Con le conoscenze che abbiamo oggi il rischio zero si può raggiungere, bisogna però che i progettisti abbiano piena coscienza di quello che fanno. Bisogna poi che, dall'altra parte, anche il committente non chieda al tecnico di progettare un edificio che, nella ricerca del minimo costo, semplicemente soddisfi i minimi normativi.

Per raggiungere il rischio zero bisognerebbe fare un salto di qualità: bisogna abbandonare la tecnica costruttiva a telaio—che prevede l'utilizzo di travi e pilastri—che negli ultimi cento anni è quella più diffusa. Se si abbandona questa tecnica e si vanno a realizzare gli edifici a pareti portanti ma in cemento armato, si riesce a giungere tranquillamente il rischio zero—ci sono le prove. I costi tra l'altro non sarebbero più elevati. I tempi sono maturi per un cambio di paradigma, questa è la grande sfida ed è in parte quello che, in un certo modo, è stato fatto in Friuli.

Su questo: per quanto riguarda la ricostruzione, quale crede che sia il modello da seguire?

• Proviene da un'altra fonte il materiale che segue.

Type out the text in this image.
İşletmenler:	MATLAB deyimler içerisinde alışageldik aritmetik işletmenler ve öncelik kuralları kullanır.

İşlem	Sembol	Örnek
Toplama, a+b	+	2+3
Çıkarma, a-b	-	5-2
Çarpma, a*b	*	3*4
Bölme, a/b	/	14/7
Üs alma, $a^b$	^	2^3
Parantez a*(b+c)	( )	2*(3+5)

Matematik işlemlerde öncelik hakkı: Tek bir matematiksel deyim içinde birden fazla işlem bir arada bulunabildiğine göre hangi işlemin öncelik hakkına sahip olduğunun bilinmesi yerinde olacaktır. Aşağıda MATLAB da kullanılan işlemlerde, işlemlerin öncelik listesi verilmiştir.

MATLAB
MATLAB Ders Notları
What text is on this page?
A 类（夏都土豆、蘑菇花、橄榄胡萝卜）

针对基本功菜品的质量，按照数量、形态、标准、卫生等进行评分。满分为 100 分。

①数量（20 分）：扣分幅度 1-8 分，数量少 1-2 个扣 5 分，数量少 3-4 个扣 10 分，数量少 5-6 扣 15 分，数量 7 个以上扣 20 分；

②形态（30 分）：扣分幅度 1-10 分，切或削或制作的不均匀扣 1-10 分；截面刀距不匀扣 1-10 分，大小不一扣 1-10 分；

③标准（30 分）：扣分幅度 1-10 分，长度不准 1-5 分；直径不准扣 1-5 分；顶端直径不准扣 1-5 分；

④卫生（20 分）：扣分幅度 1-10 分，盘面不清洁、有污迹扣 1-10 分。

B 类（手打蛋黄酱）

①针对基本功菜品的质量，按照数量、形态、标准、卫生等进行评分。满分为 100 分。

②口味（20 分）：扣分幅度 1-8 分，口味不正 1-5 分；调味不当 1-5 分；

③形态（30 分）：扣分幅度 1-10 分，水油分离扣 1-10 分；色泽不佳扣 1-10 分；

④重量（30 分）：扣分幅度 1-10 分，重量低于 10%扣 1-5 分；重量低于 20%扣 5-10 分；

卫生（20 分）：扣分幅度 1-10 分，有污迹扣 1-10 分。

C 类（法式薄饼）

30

In un certo senso quello a cui facevo riferimento, che è anche quello del Friuli: l'idea era fatta con tecnologie più arcaiche, negli ultimi 15 anni sono arrivate delle tecnologie innovative che permettono la realizzazione di queste pareti portanti con costi ridotti e tra l'altro affiancando un'ottimale efficienza energetica. Ci sono le tecnologie per fare delle case di tre/quattro piani che anche in caso di terremoti violentissimi (come quelli della scorsa settimana) non vengono danneggiate in alcun modo. È questo il modello che dobbiamo seguire, e mi rivolgo anche alle nuove generazioni perché richiedano in qualche modo che venga insegnato loro. Bisogna abbandonare i soliti schemi, quello che è diventata la consuetudine, e ragionare con la propria testa, gli strumenti ci sono tutti.